Strafanzeige der Donnerstagsdemo Auf diesem Thema ritt der Kanzler beim TV-Duell mit dem Grünen Alexander Van der Bellen besonders herum: "In meiner Parteizentrale, in der Lichtenfelsgasse, nicht weit vom Parlament entfernt, haben sie uns viermal, die Donnerstagsdemos, sämtliche Fensterscheiben eingeworfen", schimpfte Wolfgang Schüssel (ÖVP). Gut zwanzig Donnerstagsdemonstranten ließen diesen Vorwurf nicht auf sich sitzen und brachten gegen Schüssel nun Strafanzeige wegen übler Nachrede ein.
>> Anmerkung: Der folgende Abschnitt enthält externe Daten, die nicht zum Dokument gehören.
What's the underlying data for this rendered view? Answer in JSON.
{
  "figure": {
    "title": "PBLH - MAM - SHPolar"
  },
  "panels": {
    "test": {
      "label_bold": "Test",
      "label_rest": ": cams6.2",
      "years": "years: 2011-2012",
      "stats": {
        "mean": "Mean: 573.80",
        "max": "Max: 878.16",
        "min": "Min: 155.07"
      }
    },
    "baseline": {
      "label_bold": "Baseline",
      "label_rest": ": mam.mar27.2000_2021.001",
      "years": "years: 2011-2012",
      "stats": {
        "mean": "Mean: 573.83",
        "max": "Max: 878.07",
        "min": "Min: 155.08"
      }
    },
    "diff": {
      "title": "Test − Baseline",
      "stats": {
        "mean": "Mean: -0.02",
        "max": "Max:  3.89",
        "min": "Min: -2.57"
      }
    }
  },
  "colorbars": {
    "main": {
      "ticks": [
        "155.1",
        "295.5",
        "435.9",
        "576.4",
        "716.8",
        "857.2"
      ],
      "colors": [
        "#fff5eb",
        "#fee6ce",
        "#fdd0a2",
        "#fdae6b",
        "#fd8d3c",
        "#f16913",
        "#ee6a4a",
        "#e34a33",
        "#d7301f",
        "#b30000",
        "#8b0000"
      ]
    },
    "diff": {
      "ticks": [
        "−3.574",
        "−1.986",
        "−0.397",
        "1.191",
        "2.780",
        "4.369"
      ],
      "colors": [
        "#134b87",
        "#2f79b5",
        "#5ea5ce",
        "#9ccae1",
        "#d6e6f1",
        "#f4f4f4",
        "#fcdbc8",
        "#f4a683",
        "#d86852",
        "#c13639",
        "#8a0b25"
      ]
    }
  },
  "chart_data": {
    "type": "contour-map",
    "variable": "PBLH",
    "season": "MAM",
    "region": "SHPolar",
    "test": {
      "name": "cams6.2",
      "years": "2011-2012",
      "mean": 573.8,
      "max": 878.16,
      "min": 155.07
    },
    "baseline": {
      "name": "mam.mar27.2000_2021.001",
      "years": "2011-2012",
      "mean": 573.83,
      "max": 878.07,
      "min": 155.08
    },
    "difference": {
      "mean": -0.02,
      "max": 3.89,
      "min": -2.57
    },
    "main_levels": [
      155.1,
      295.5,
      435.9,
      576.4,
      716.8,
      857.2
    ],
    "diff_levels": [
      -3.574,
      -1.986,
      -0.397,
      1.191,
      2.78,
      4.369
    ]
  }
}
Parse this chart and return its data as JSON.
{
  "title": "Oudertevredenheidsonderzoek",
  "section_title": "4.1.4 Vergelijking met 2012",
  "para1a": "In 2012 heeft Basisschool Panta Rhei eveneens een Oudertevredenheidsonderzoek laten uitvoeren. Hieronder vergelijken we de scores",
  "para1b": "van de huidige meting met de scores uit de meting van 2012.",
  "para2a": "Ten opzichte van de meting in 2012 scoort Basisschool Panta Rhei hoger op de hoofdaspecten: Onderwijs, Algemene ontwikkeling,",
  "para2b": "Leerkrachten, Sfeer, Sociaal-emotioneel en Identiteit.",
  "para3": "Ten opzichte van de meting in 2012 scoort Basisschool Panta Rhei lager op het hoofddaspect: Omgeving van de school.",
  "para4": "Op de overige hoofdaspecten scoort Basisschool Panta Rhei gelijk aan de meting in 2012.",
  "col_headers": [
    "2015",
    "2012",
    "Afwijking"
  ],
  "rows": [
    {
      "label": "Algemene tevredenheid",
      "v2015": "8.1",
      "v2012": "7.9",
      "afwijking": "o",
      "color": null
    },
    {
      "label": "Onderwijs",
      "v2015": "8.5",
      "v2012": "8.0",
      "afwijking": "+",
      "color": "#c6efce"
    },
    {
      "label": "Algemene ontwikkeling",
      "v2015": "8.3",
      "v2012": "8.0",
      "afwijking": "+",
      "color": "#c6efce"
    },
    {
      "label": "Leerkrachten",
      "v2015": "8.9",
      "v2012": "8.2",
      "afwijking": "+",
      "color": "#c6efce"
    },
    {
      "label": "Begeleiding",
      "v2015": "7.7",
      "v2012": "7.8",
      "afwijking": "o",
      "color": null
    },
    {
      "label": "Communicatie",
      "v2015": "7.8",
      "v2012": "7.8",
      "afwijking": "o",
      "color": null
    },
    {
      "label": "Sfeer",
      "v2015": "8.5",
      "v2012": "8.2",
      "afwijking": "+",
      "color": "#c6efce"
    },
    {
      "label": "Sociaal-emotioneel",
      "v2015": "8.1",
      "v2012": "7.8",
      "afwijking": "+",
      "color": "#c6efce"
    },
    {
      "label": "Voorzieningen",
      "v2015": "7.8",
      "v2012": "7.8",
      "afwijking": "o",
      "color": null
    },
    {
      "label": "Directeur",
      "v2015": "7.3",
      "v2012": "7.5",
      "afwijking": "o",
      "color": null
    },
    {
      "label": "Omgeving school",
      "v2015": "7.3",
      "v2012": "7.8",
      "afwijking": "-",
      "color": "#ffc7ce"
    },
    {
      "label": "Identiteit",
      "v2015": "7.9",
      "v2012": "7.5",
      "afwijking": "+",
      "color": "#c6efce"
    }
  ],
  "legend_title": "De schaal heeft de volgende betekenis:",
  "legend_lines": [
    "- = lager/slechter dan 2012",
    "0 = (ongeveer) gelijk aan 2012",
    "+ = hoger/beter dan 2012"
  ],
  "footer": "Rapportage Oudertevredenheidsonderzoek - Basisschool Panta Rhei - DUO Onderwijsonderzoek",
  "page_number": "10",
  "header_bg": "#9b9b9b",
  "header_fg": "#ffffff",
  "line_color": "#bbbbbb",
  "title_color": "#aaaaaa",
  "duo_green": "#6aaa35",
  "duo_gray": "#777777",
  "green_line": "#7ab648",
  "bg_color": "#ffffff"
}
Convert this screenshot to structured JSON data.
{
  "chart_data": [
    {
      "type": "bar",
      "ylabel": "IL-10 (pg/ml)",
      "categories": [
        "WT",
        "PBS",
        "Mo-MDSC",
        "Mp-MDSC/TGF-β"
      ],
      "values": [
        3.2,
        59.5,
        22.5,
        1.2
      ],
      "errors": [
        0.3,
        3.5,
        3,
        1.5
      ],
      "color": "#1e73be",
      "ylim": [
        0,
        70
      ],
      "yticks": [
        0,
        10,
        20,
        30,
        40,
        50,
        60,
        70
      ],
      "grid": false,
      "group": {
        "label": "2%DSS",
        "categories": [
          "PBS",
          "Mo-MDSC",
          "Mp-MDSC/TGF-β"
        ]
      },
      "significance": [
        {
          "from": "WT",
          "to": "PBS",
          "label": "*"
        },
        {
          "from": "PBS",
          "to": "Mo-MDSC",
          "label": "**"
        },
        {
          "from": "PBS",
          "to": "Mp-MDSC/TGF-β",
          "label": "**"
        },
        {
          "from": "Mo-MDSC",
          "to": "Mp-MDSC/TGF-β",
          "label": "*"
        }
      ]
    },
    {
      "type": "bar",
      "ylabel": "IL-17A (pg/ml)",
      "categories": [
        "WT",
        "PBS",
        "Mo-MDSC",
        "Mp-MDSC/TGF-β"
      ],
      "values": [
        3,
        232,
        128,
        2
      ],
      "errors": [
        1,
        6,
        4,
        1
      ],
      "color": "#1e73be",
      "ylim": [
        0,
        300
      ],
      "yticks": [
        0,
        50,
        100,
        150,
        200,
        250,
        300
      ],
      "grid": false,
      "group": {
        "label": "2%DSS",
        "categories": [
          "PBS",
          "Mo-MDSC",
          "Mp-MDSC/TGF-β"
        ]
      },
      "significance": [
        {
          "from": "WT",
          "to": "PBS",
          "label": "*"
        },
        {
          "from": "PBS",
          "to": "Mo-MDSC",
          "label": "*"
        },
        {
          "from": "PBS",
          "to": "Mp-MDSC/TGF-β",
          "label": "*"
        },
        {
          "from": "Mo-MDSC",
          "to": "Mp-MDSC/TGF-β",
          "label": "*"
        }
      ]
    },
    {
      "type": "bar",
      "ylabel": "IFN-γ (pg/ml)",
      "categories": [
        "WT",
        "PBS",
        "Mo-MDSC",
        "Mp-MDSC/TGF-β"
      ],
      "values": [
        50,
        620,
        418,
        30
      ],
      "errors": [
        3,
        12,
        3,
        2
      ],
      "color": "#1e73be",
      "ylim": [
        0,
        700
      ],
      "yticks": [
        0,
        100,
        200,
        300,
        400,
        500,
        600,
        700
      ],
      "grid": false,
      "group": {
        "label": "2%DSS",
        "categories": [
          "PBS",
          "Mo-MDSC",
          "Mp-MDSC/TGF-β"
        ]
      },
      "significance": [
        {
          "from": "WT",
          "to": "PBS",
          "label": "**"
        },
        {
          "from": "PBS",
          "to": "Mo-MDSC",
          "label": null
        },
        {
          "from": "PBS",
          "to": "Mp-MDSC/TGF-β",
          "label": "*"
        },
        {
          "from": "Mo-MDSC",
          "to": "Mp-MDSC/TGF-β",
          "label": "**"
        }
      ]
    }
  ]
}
Der Kanzler wird aber auch abseits der Gerichte auf seine Gegner treffen: Anlässlich der TV-Debatte Schüssels gegen SPÖ-Chef Alfred Gusenbauer am 21. November wird die - vielleicht letzte - Donnerstagsdemo zum ORF-Zentrum am Küniglberg marschieren.

WAS FEHLT

Anerkennung für Alfred Finz Den Finanzstaatssekretär und Wiener ÖVP-Obmann kennen offenbar nicht einmal seine eigenen Leute: Der Vorsitzende der niederösterreichischen Beamtengewerkschaft, ÖVP-Bundesrat Alfred Schöls, bedankte sich in einer Aussendung artig für die großzügige Lohnrunde, die "noch vor dem Wahltag am 24. November" abgeschlossen worden war. Titel des Pressetextes: "Öffentlicher Dienst-Gehaltsabschluss nur dank Schüssel-Fink!" Vielleicht liegt dieser Lapsus aber auch daran, dass es die Beamten nicht so mit der deutschen Sprache haben. Schöls wörtlich laut Meldung: SPÖ-Chef Alfred Gusenbauer als Kanzler wäre "nach der Vizekanzlerin Riess-Passer eine Entwicklung wie vom Regen unter die Traufe".